Levin Häni et al. Cancers (Basel). .

Abstract

Background: Glioblastomas with methylation of the promoter region of the O(6)-methylguanine-DNA methyltransferase (MGMT) gene exhibit increased sensitivity to alkylating chemotherapy. Quantitative assessment of the MGMT promoter methylation status might provide additional prognostic information. The aim of our study was to determine a quantitative methylation threshold for better survival among patients with glioblastomas.
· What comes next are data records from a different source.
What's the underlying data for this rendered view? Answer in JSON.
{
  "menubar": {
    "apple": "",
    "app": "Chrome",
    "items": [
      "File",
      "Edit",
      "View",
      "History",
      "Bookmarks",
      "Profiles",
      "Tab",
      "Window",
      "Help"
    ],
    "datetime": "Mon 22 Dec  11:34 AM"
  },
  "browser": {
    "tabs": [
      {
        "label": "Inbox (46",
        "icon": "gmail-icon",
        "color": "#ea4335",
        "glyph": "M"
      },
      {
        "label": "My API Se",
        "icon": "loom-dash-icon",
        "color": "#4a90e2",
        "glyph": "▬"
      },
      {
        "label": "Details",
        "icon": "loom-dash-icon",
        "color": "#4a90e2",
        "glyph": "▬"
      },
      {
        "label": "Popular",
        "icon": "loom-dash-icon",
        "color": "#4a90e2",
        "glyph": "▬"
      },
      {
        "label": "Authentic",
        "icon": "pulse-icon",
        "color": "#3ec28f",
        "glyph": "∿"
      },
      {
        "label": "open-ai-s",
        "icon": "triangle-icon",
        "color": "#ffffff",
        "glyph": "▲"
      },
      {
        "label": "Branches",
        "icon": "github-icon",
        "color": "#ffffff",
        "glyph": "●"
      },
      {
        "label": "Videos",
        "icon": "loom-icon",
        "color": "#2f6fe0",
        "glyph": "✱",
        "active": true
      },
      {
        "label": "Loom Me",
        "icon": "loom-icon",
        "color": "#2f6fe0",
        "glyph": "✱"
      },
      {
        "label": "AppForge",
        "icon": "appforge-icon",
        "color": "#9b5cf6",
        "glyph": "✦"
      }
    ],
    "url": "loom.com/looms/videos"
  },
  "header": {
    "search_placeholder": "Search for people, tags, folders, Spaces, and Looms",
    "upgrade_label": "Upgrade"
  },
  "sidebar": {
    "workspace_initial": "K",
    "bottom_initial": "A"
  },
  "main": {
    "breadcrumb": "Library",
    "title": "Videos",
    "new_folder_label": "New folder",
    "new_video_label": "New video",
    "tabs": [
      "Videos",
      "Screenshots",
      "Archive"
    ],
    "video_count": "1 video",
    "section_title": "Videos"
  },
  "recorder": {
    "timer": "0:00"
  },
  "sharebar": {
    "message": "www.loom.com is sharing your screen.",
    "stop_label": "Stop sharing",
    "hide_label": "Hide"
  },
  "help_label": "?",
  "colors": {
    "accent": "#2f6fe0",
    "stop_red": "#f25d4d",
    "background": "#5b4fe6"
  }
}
Methods: We included consecutive patients ≥18 years treated at our department between 11/2010 and 08/2018 for a glioblastoma, IDH wildtype, undergoing quantitative MGMT promoter methylation analysis. The primary endpoint was overall survival. Results: A total of 321 patients were included. Median overall survival was 12.6 months. Kaplan−Meier and adjusted Cox regression analysis showed better survival for the groups with 16−30%, 31−60%, and 61−100% methylation. In contrast, survival in the group with 1−15% methylation was similar to those with unmethylated promoter regions. A secondary analysis confirmed this threshold. Conclusions: Better survival is observed in patients with glioblastomas with ≥16% methylation of the MGMT promoter region than with <16% methylation. Survival with tumors with 1−15% methylation is similar to with unmethylated tumors. Above 16% methylation, we found no additional benefit with increasing methylation.

Keywords: O(6)-methylguanine-DNA methyltransferase; glioblastoma; temozolomide.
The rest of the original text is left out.